L.P. : Quelle a été ta réaction ?

Y.B.I.Y : J’étais très surpris.

L.P. : As-tu ressenti des douleurs plus tard ?

Y.B.I.Y : Les premiers jours, j’avoue que je n’ai rien senti. C’est cinq jours plus tard que j’ai commencé à ressentir des douleurs intenses à la gorge et à la poitrine. A part ça, je n’ai rien ressenti d’autre.

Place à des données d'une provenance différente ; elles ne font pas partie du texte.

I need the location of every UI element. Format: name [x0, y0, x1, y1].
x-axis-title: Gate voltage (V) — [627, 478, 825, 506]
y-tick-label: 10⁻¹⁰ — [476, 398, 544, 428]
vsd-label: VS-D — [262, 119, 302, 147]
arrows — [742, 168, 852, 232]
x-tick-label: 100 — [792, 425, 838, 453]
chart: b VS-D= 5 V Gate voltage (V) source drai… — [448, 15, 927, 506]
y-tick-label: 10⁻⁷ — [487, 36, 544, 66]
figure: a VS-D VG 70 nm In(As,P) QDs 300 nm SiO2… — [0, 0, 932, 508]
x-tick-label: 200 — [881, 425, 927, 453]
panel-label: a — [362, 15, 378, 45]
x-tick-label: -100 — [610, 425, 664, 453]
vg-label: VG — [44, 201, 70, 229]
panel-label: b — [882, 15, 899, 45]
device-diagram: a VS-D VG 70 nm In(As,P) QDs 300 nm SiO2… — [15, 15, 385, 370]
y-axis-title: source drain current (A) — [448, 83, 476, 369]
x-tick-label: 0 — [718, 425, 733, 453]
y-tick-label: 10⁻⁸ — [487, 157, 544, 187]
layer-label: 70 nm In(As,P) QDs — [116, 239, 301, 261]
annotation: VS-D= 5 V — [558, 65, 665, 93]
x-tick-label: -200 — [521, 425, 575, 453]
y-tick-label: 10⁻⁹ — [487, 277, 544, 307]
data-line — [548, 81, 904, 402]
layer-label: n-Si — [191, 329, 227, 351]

L.P. : Es-tu allé à l’hôpital pour consultation ?

Y.B.I.Y : Non. Je ne suis pas encore allé à l’hôpital.

Dobi (Ndlr un autre chauffeur) : Quant à moi, je suis allé à la maternité d’Abobo. On ma dit que là-bas, une équipe de prise en charge avait été effectivement mise sur pied. Mais qu’il n’y avait pas encore de médicaments disponibles. Alors, je suis reparti à la maison

Youan Bi Clé Alain : Ce jour-là, le camion gris est venu. Mon frère a dit d’attendre et que vers 21 heures, on allait commencer à laver le camion. Donc, à 21 heures, on a commencé le travail. Le chauffeur m’a obligé à monter sur le camion pour ouvrir la citerne. J’ai ouvert la citerne et j’ai lavé l’intérieur.

L.P. : Qu’est-ce que tu as remarqué quand tu as ouvert la citerne ?
Y.B.C.A. : J’ai été tout de suite frappé par l’odeur dégagée par ce que les gens appellent aujourd’hui les déchets toxiques. Franchement, je n’en savais rien. Quand on a fini de laver, je me suis rincé et je suis rentré chez moi vers 23 heures.